Researchers are the source of the information used by the government, food industries, and medical schools. When researchers aren’t free to pursue ideas that challenge the status quo and push science forward, what chance do the other institutions have of disseminating good information?

Chapter 19: Is History Doomed to Repeat Itself?

Eating a whole foods, plant-based diet isn’t a new idea. Socrates, via Plato, predicted that a society that indulged in the luxury of meat would lead to a society plagued with inflammation and disease. The winning athletes in the ancient Olympics also knew that eating a plant-based diet was the key to good health and performance. So how did we get here, promoting meat’s health benefits and worrying that vegetarians don’t get enough protein?

Despite the detour we’ve taken as a society, there’s reason to believe that we’re slowly returning to a culture that values plant foods.

Reasons for Hope

These reasons provide a summary of the book’s main arguments.

Reason #1: The body of evidence supporting a WFPB diet, from hundreds of rigorous studies, keeps growing.

Reason #2: We have a better understanding of how animal proteins usher carcinogens into cells and increase growth hormone levels, increasing cancer risk.

Reason #3: We have the technology to measure blood sugar, cholesterol, and insulin to better track how a WFPB diet can treat and even reverse Type 2 diabetes.

Reason #4: We have a better understanding of how animal proteins can mimic our own, potentially leading to autoimmune diseases.

Reason #5: We understand the mechanisms behind how animal proteins increase calcium and oxalate in the kidney, leading to kidney stones.

Reason #6: There’s growing evidence that antioxidants in plant foods can prevent vision issues such as cataracts and macular degeneration.

Reason #7: We now know that animal protein makes blood more acidic, which depletes bones of calcium, increasing your risk of osteoporosis.

Reason #8: Literacy rates throughout the world are higher than ever. This means more people can access health information and apply it to their diets.
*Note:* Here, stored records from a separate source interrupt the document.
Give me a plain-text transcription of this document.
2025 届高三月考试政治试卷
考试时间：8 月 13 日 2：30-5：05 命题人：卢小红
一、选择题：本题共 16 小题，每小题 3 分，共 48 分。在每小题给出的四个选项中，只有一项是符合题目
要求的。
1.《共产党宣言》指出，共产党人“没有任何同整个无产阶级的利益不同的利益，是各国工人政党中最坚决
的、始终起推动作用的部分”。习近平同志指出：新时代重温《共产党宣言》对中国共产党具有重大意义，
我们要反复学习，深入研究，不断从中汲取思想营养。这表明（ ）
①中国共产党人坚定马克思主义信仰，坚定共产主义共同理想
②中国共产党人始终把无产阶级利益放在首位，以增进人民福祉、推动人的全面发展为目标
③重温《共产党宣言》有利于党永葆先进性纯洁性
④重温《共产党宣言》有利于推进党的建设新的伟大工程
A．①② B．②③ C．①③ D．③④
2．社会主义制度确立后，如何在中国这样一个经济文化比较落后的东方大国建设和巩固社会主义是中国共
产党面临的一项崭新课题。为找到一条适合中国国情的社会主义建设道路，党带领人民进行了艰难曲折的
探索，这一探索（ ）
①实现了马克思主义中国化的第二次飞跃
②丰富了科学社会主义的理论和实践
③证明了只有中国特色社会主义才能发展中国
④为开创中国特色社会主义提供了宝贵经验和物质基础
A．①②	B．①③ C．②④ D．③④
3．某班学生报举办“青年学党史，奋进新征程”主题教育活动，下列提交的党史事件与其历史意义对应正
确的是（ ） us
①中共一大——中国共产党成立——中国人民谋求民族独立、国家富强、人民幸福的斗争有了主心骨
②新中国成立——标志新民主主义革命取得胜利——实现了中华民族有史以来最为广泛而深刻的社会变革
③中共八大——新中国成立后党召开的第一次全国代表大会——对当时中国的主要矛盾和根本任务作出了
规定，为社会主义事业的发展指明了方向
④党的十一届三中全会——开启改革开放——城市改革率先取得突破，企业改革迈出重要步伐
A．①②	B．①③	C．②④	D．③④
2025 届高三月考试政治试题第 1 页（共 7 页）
Reason #9: Vegetarianism is less taboo than 20 or 30 years ago, and vegetarian restaurants are popping up all over the country, even beyond big cities. Also, many “traditional” restaurants now include plant-based offerings.

Reason #10: The medical community is slowly becoming more receptive to getting training in nutrition. In recent years, Campbell has given about 200 lectures at medical schools and conferences.

Making dietary changes, especially ones so counter to how our culture tells us to eat, is hard. But as the public becomes aware of how the food and drug industry influences what lands on our plates and as doctors come to view food as a valid treatment option, these changes will feel not only natural but obvious. We may be able to remain an affluent country while defeating our diseases of affluence.

Exercise: Your Health Beliefs (Part III)

Reflect on how your ideas about what makes food healthy and unhealthy have changed over the course of learning about the China Study and other research on animal foods.